Now, $|A|=\left|\begin{array}{ccc}1& 1& 1\\ 0& 1& 3\\ 1& -2& 1\end{array}\right|$
$=1(1+6)+1(3-0)+1(0-1)$
$=7+3-1=9\ne 0$

$\therefore A^{-1}$ exists.

$\therefore$ The system $AX=B$ has a unique solution.

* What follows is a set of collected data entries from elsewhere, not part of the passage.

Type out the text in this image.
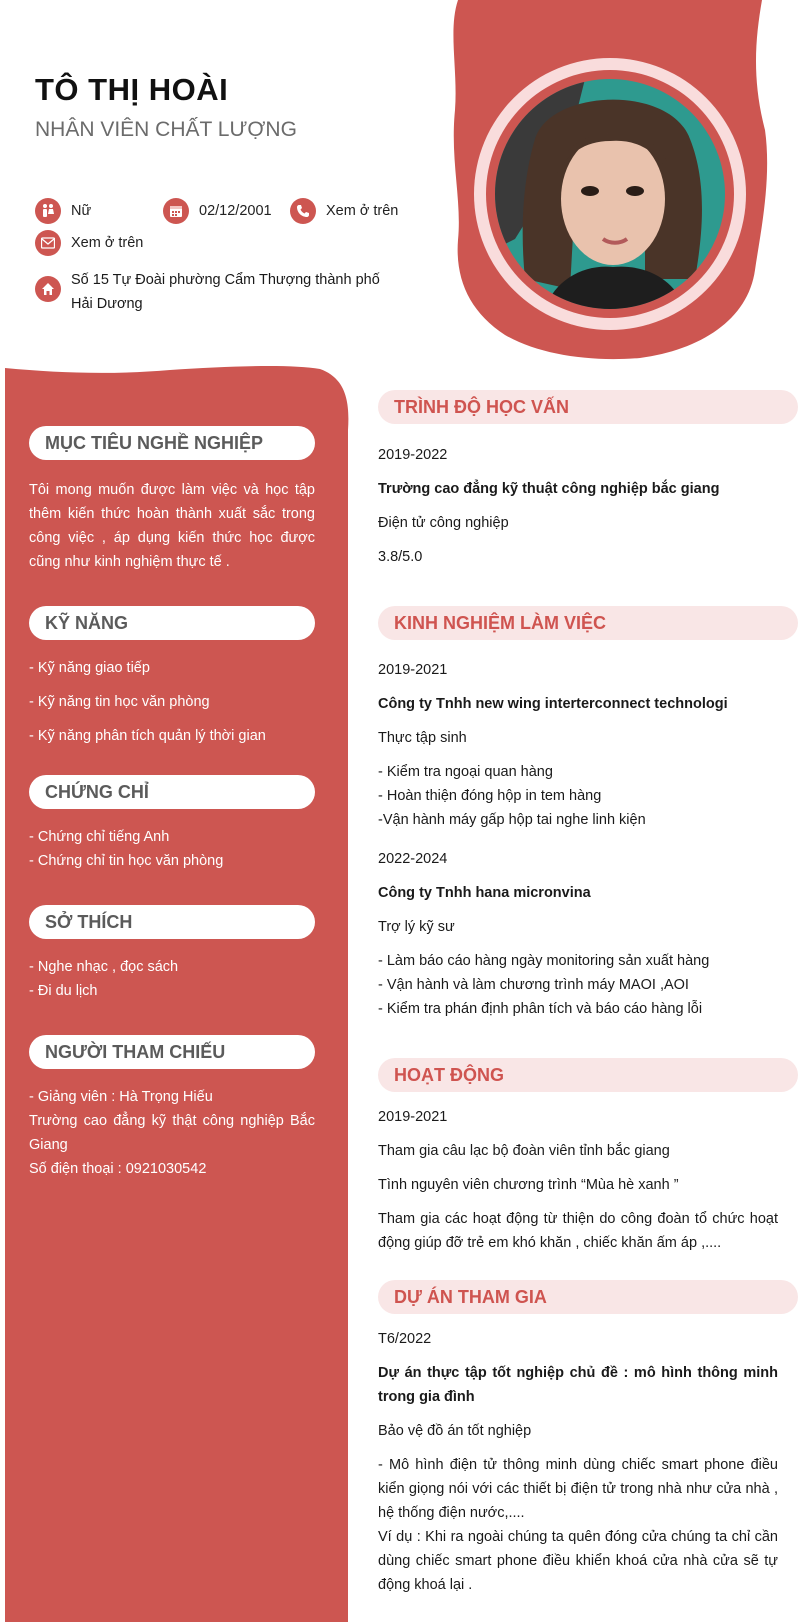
TÔ THỊ HOÀI
NHÂN VIÊN CHẤT LƯỢNG
Nữ	02/12/2001	Xem ở trên
Xem ở trên
Số 15 Tự Đoài phường Cẩm Thượng thành phố Hải Dương
MỤC TIÊU NGHỀ NGHIỆP
Tôi mong muốn được làm việc và học tập thêm kiến thức hoàn thành xuất sắc trong công việc , áp dụng kiến thức học được cũng như kinh nghiệm thực tế .
KỸ NĂNG
- Kỹ năng giao tiếp
- Kỹ năng tin học văn phòng
- Kỹ năng phân tích quản lý thời gian
CHỨNG CHỈ
- Chứng chỉ tiếng Anh
- Chứng chỉ tin học văn phòng
SỞ THÍCH
- Nghe nhạc , đọc sách
- Đi du lịch
NGƯỜI THAM CHIẾU
- Giảng viên : Hà Trọng Hiếu
Trường cao đẳng kỹ thật công nghiệp Bắc Giang
Số điện thoại : 0921030542
TRÌNH ĐỘ HỌC VẤN
2019-2022
Trường cao đẳng kỹ thuật công nghiệp bắc giang
Điện tử công nghiệp
3.8/5.0
KINH NGHIỆM LÀM VIỆC
2019-2021
Công ty Tnhh new wing interterconnect technologi
Thực tập sinh
- Kiểm tra ngoại quan hàng
- Hoàn thiện đóng hộp in tem hàng
-Vận hành máy gấp hộp tai nghe linh kiện
2022-2024
Công ty Tnhh hana micronvina
Trợ lý kỹ sư
- Làm báo cáo hàng ngày monitoring sản xuất hàng
- Vận hành và làm chương trình máy MAOI ,AOI
- Kiểm tra phán định phân tích và báo cáo hàng lỗi
HOẠT ĐỘNG
2019-2021
Tham gia câu lạc bộ đoàn viên tỉnh bắc giang
Tình nguyên viên chương trình “Mùa hè xanh ”
Tham gia các hoạt động từ thiện do công đoàn tổ chức hoạt động giúp đỡ trẻ em khó khăn , chiếc khăn ấm áp ,....
DỰ ÁN THAM GIA
T6/2022
Dự án thực tập tốt nghiệp chủ đề : mô hình thông minh trong gia đình
Bảo vệ đồ án tốt nghiệp
- Mô hình điện tử thông minh dùng chiếc smart phone điều kiển giọng nói với các thiết bị điện tử trong nhà như cửa nhà , hệ thống điện nước,....
Ví dụ : Khi ra ngoài chúng ta quên đóng cửa chúng ta chỉ cần dùng chiếc smart phone điều khiển khoá cửa nhà cửa sẽ tự động khoá lại .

For A, $A_{11}=\left|\begin{array}{cc}1& 3\\ -2& 1\end{array}\right|=(1+6)=7$

$A_{12}=-\left|\begin{array}{cc}0& 3\\ 1& 1\end{array}\right|=-(0-3)=3$

$A_{13}=\left|\begin{array}{cc}0& 1\\ 1& -2\end{array}\right|=(0-1)=-1$

$A_{21}=-\left|\begin{array}{cc}1& 1\\ -2& 1\end{array}\right|=-(1+2)=-3$

$A_{22}=\left|\begin{array}{cc}1& 1\\ 1& 1\end{array}\right|=(1-1)=0$

$A_{23}=-\left|\begin{array}{cc}1& 1\\ 1& -2\end{array}\right|=-(-2-1)=3$

$A_{31}=\left|\begin{array}{cc}1& 1\\ 1& 3\end{array}\right|=(3-1)=2$

$A_{32}=-\left|\begin{array}{cc}1& 1\\ 0& 3\end{array}\right|=-(3-0)=-3$

$A_{33}=\left|\begin{array}{cc}1& 1\\ 0& 1\end{array}\right|=(1-0)=1$

$\therefore adjA=\left[\begin{array}{ccc}7& 3& -1\\ -3& 0& 3\\ 2& -3& 1\end{array}\right]$

$=\left[\begin{array}{ccc}7& -3& 2\\ 3& 0& -3\\ -1& 3& 1\end{array}\right]$
$\therefore A^{-1}=\frac{adjA}{|A|}$

$=\frac{1}{9}\left[\begin{array}{ccc}7& -3& 2\\ 3& 0& -3\\ -1& 3& 1\end{array}\right]$

$=\left[\begin{array}{ccc}\frac{7}{9}& -\frac{1}{3}& \frac{2}{9}\\ \frac{1}{3}& 0& -\frac{1}{3}\\ -\frac{1}{9}& \frac{1}{3}& \frac{1}{9}\end{array}\right]$

$\therefore$ The unique solution is given by $X=A^{-1}B$

$\Rightarrow \left[\begin{array}{c}x\\ y\\ z\end{array}\right]=\left[\begin{array}{ccc}\frac{7}{9}& -\frac{1}{3}& \frac{2}{9}\\ \frac{1}{3}& 0& -\frac{1}{3}\\ -\frac{1}{9}& \frac{1}{3}& \frac{1}{9}\end{array}\right]\left[\begin{array}{c}9\\ 16\\ 6\end{array}\right]$

$\Rightarrow \left[\begin{array}{c}x\\ y\\ z\end{array}\right]=\left[\begin{array}{ccc}7& -\frac{16}{3}& +\frac{4}{3}\\ 3& +0& -2\\ -1& +\frac{16}{3}& +\frac{2}{3}\end{array}\right]$

$\Rightarrow \left[\begin{array}{c}x\\ y\\ z\end{array}\right]=\left[\begin{array}{c}3\\ 1\\ 5\end{array}\right]$

$\Rightarrow x=3,y=1,z=5$

Hence, the required three numbers are $3,1$ and $5$.